BRANK’S BBQ & CATERING
▪ 13701 24th St. E., Sumner, 253-891-1789, branksbbq.com
▪ Established: 1995
▪ Menu: baby-back and St. Louis-style ribs, Texas brisket and Carolina tri-tip, plus chicken, pork; sides include cowboy beans (what started it all), potato salad, coleslaw, cornbread muffin
▪ Readers said: “The mac and cheese is to die for.” “Their ribs are tender and flavorful; the beans are top-notch!”
JACK’S BBQ
▪ 12115 Pacific Highway SW, Lakewood, 253-625-7580, jacksbbq.com
▪ Tuesday-Friday 7 a.m.-8 p.m., Saturday-Sunday 11 a.m.-8 p.m. (‘til 9 p.m. Friday-Saturday)
▪ 35731 West Valley Hwy S, Algona, 253-249-7728
▪ Tuesday-Friday 5 a.m.-8 p.m., Saturday-Sunday 10 a.m.-8 p.m. (‘til 9 p.m.

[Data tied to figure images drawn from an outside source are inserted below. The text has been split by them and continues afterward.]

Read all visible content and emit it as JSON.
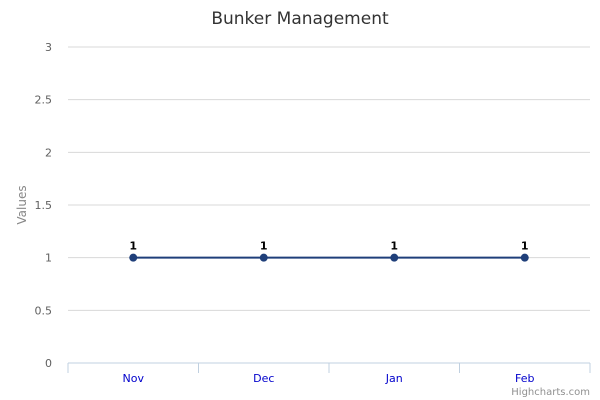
{
  "chart_data": {
    "type": "line",
    "title": "Bunker Management",
    "xlabel": "",
    "ylabel": "Values",
    "categories": [
      "Nov",
      "Dec",
      "Jan",
      "Feb"
    ],
    "series": [
      {
        "values": [
          1,
          1,
          1,
          1
        ],
        "color": "#1f3f7a"
      }
    ],
    "ylim": [
      0,
      3
    ],
    "yticks": [
      0,
      0.5,
      1,
      1.5,
      2,
      2.5,
      3
    ],
    "y_tick_labels": [
      "0",
      "0.5",
      "1",
      "1.5",
      "2",
      "2.5",
      "3"
    ],
    "data_labels": [
      "1",
      "1",
      "1",
      "1"
    ],
    "grid": true,
    "legend": "none",
    "gridline_color": "#d8d8d8",
    "axis_label_color": "#0000cc"
  },
  "credits": "Highcharts.com"
}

Friday-Saturday)
▪ Established: 2014
▪ Menu: Central Texas brisket (from Washington’s Double R Ranch), pork ribs (go out of your way for the Thursday-only beef rib), pulled pork, sausage and chicken; sides include Texas caviar, collards, corn pudding, ranch beans and buttermilk cornbread
▪ Bonus: open early for breakfast tacos, full bar with good cocktails
▪ Readers said: 18 readers responded that Jack’s serves the best sides in general.
MY 4 SONS BBQ
▪ 9823 Portland Ave. E., Tacoma, 253-777-4677, my4sonsbbq.com
▪ Tuesday-Saturday 11 a.m.-7 p.m. (or sellout)
▪ Established: 2018
▪ Menu: pellet smoker with hickory churns out brisket, St. Louis-style ribs, pulled pork and chicken; sides include smoked beans, four-cheese mac and broccoli salad; barbecue sundae for dessert
▪ Readers said: “Consistently delicious BBQ and sides, and those pickles!! They also have the good ice, iykyk!” “My4Sons does a fantastic job at blending what I consider to be the best forms of BBQ.”
OPAL LOUNGE
▪ 5226 South Tacoma Way, Tacoma, 253-302-5650, facebook.com/opallounge253
▪ Wednesday-Thursday noon to 8 p.m., Friday-Saturday noon to 10 p.m.
▪ Established: 2019 (sister Southbay Dickeron’s BBQ in Olympia est. 2003)
▪ Menu: brisket, ribs, sausage and hot links, pulled pork and chicken; available by the pound and in plates, plus pub-style dishes (Cubano, smoked meat salad, burger); sides include baked beans, greens, cornbread and mac
▪ Bonus: prime rib Fridays, full bar with great whiskey selection
▪ Readers said: “The Opal is my hands-down favorite for all of these things [BBQ and sides]. The atmosphere, the food, people and the amazing selection of high-end whisky with the prime rib dinner on Friday always hits the spot.” “The Opal has a great atmosphere with a fun bar and the sides were awesome.”